Applying is forgiving about cosmetic drift (#agent-potency). On-device models routinely echo the OLD lines with the trailing whitespace shaved or the punctuation prettified (straight quotes turned curly, - turned em-dash), which used to mean a perfectly good edit died at apply time over a stray space. When the verbatim match misses, a line-by-line tolerant pass folds that drift back, lands the edit, and keeps every surrounding line byte-for-byte — and still refuses anything absent or ambiguous rather than guessing.

Each unapplied proposal also carries a refine affordance (#agent-potency, the deferred half of #185): type a one-line steer — "keep the guard, tighten the message" — and the proposal's author (or a visitor, if it's left) re-reads the file with the prior edit and your instruction, then comes back with an updated proposal through the same buffer-only path. It builds on the edit on the table rather than starting over, so you can converge on a change in a couple of turns instead of taking it or leaving it.
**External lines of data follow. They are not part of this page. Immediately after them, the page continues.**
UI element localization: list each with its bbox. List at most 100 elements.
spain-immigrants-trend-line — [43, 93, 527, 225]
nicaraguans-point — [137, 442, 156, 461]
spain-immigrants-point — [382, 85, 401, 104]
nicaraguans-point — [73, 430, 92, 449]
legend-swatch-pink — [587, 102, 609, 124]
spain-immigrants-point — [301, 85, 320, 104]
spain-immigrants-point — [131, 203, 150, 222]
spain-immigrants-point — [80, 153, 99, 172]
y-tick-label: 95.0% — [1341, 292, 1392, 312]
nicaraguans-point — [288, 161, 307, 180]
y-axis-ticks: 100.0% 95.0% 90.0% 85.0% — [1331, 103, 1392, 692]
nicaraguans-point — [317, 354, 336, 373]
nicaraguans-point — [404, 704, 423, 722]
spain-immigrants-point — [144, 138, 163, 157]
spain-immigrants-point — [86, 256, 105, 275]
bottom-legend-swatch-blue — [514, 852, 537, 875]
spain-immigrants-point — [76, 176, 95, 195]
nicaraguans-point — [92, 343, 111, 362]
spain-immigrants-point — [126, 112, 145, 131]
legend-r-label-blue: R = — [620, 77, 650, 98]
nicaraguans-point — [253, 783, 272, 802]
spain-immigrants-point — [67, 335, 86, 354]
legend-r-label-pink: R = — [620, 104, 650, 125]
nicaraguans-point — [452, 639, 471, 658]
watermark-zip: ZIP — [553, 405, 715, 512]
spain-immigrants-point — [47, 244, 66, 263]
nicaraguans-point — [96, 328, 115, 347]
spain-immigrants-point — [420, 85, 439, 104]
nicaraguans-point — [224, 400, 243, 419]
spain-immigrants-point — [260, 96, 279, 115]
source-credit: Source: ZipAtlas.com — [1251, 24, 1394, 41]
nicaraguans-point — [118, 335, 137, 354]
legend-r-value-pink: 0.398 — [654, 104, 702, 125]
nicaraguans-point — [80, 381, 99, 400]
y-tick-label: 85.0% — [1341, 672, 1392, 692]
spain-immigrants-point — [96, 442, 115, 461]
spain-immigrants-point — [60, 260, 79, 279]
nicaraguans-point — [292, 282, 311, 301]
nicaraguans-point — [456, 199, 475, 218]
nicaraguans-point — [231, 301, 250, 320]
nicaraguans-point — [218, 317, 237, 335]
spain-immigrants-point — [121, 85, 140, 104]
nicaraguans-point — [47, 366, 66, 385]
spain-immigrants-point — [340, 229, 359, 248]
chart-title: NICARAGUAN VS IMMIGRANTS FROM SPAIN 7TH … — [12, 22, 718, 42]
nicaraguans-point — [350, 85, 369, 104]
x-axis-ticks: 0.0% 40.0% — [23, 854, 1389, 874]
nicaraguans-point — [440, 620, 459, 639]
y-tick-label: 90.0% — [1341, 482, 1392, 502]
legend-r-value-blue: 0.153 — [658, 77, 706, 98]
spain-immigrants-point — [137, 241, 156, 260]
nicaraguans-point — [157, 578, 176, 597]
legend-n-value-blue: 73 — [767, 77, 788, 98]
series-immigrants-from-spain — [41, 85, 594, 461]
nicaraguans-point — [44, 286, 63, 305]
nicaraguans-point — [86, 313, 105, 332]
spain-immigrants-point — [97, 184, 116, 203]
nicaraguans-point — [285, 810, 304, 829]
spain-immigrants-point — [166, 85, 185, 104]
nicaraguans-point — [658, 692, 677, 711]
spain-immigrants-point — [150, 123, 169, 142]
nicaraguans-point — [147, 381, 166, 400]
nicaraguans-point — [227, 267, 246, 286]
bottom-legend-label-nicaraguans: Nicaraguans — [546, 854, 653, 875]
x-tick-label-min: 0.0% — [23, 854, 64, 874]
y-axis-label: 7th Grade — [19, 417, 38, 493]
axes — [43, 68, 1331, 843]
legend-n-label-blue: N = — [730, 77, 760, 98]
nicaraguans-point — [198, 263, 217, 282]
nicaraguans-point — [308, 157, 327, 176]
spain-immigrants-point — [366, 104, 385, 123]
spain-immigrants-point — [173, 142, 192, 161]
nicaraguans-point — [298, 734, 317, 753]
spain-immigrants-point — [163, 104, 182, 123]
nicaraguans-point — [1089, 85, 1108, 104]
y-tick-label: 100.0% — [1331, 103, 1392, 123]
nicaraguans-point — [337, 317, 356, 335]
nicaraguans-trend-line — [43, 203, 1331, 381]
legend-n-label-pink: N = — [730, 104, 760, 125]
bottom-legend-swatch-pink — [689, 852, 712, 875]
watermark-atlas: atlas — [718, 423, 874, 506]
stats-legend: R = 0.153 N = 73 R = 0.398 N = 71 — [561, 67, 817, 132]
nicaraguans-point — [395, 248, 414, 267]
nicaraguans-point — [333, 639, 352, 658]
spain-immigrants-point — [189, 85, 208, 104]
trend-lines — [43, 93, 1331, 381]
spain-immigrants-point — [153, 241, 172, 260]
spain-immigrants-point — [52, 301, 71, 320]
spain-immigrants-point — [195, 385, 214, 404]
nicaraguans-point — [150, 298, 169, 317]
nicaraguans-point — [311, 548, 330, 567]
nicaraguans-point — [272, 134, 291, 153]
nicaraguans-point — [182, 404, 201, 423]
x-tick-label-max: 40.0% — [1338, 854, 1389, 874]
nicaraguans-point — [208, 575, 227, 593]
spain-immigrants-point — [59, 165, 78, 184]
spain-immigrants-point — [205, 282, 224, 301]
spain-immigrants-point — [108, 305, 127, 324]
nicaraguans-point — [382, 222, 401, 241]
Verify in the loop (#agent-potency)

With squadVerify: true in .kiln/config.json, a squad worker's edit is checked before you ever see it: the proposal is staged onto disk, run through the project's cheapest truthful check (make lint, swift build, … — the same VerifyPass the "verify first" button uses, which restores the disk byte-for-byte afterward), and a failure feeds the build error straight back to the worker for one corrective pass. The surfaced proposal then wears the verdict, so a green badge means the project's own tooling already signed off. Off by default — verification spends a build.

The wire format

Agents answer in a strict shape — NOTE: lines, PROPOSAL: blocks, ASSIGN: lines for the architect — parsed leniently in SquadReply/SquadPlan, because small on-device models drift. A reply with no parseable structure becomes one note. Change prompts and parser together.

Presence beyond the window

When the app isn't frontmost, squad activity surfaces as native notifications — only then, so presence follows you out of the window without nagging you inside it. Needs a real .app bundle (./run.sh); a bare swift run binary skips it.